By: Colin Lemaistre

The French national soccer team, Les Bleus, exists as a living paradox. Over the last 30 years, France has been arguably the most successful footballing nation on earth, clinching the 1998 World Cup, the 2018 World Cup, and coming within a penalty shootout of a third title in 2022 against Argentina. Yet, for every trophy hoisted, a deeper, more fractured conversation about national identity emerges. At the heart of the debate is a statistic that remains a point of pride for some and a source of contention for others: in the 2022 World Cup squad, 19 of the 25 players were of immigrant descent, with heritage tracing back to countries like Algeria, Cameroon, Mali, and the Democratic Republic of Congo. As we approach the 2026 World Cup, the question remains: Why is the team that brings France its greatest glory also the one that exposes its deepest social divides?

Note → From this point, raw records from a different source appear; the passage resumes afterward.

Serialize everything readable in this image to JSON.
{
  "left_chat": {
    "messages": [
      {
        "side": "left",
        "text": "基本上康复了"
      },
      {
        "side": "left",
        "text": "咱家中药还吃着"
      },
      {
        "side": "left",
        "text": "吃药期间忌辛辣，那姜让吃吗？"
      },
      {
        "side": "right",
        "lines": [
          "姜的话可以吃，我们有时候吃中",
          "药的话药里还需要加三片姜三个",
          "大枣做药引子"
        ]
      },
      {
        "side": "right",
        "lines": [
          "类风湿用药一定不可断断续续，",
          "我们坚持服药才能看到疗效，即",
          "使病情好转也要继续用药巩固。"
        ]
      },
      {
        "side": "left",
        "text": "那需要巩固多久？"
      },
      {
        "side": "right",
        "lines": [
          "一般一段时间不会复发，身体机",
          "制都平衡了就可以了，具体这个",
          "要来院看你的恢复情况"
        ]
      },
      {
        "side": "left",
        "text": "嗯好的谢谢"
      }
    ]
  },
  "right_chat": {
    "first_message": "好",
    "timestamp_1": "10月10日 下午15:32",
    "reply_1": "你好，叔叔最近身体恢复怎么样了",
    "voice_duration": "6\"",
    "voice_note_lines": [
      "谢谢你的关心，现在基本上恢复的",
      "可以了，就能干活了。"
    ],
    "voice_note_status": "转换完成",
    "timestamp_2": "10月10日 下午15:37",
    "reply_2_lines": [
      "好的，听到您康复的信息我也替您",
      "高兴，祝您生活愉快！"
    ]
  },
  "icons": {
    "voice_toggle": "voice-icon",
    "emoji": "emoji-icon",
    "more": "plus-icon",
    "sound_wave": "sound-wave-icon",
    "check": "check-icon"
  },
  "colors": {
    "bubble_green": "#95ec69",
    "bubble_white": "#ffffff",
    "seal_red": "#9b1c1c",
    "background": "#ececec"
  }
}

The year 1998 was supposed to be the “Year Zero” for a new, inclusive France. After defeating Brazil 3-0 in the final, the nation rallied around the slogan “Black, Blanc, Beur” (Black, White, and Arab). Led by Zinedine Zidane, a son of Algerian immigrants, the team was hailed as the ultimate proof that the French Republic’s “universalist” model, where everyone is a citizen regardless of race or religion, was working. However, historians now view that period of tranquility in 1998 as a brief truce, and not a permanent change. Even as millions celebrated on the Champs-Élysées, far-right leader Jean-Marie Le Pen was labeling the team “artificial,” claiming it was “unnatural” to have so many players who didn’t look like his version of “traditional” Frenchmen.
The fragility of this national pride became evident in 2010 during the “Knysna scandal,” or “the mutiny of Les Bleus” where players went on strike at the World Cup in South Africa. Critics immediately framed the rebellion as a “failure of integration,” not a sporting failure, specifically for a lack of patriotism. They blamed players from the banlieues, Parisian suburbs commonly known to be representative of crime-ridden housing projects for disadvantaged communities. Recently, the 2022 World Cup final against Argentina triggered a wave of racial abuse directed at players like Kingsley Coman and Aurélien Tchouaméni after they missed penalties. Even Kylian Mbappé, the modern face of French football, has been a target of racism. After Euro 2021, he famously considered quitting the national team because he felt the French Football Federation failed to protect him from racial slurs. “I cannot play for people who think I’m a monkey,” Mbappé said in an interview with Sports Illustrated, powerfully demonstrating the conditional nature of French acceptance: you are “French” when you win, and an “immigrant” when you lose.
France is often at the forefront of this resistance because of its unique political philosophy: Universalism. Unlike the United Kingdom or the United States, which recognize “multiculturalism” and hyphenated identities (such as African-American), the French state only officially recognizes “citizens.” It is actually illegal for the French government to collect census data on race or ethnicity. This creates a disconnect: the soccer team is a visible, multi-ethnic reality that the state’s official ideology tries to ignore. When the team succeeds, it’s a victory for the Republic, but when it fails, the “immigrant” labels are used to explain the lack of “French values” like discipline or loyalty. France’s specific colonial history with North and West Africa adds a layer of tension that other European nations don’t feel as acutely. For many on the French right, the team represents a “Great Replacement” of their idea of French society, fueling fears that traditional French identity is being erased.
While France is the primary target for these critiques, it is hardly alone in its demographic makeup. In the 2022 World Cup, 14 of 26 players on Morocco’s national team were born outside the country (mainly in France, the Netherlands, and Belgium). In the Netherlands, The Dutch squad has long featured players of Surinamese descent, and in Spain, players like Lamine Yamal (Equatoguinean/Moroccan descent) and Nico Williams (Ghanaian descent) have become the faces of the Spanish national team. The difference is that in France, the national team is often the only place where diversity is so visible. In other sectors of French society, such as the National Assembly or corporate boardrooms, people of immigrant descent remain significantly underrepresented.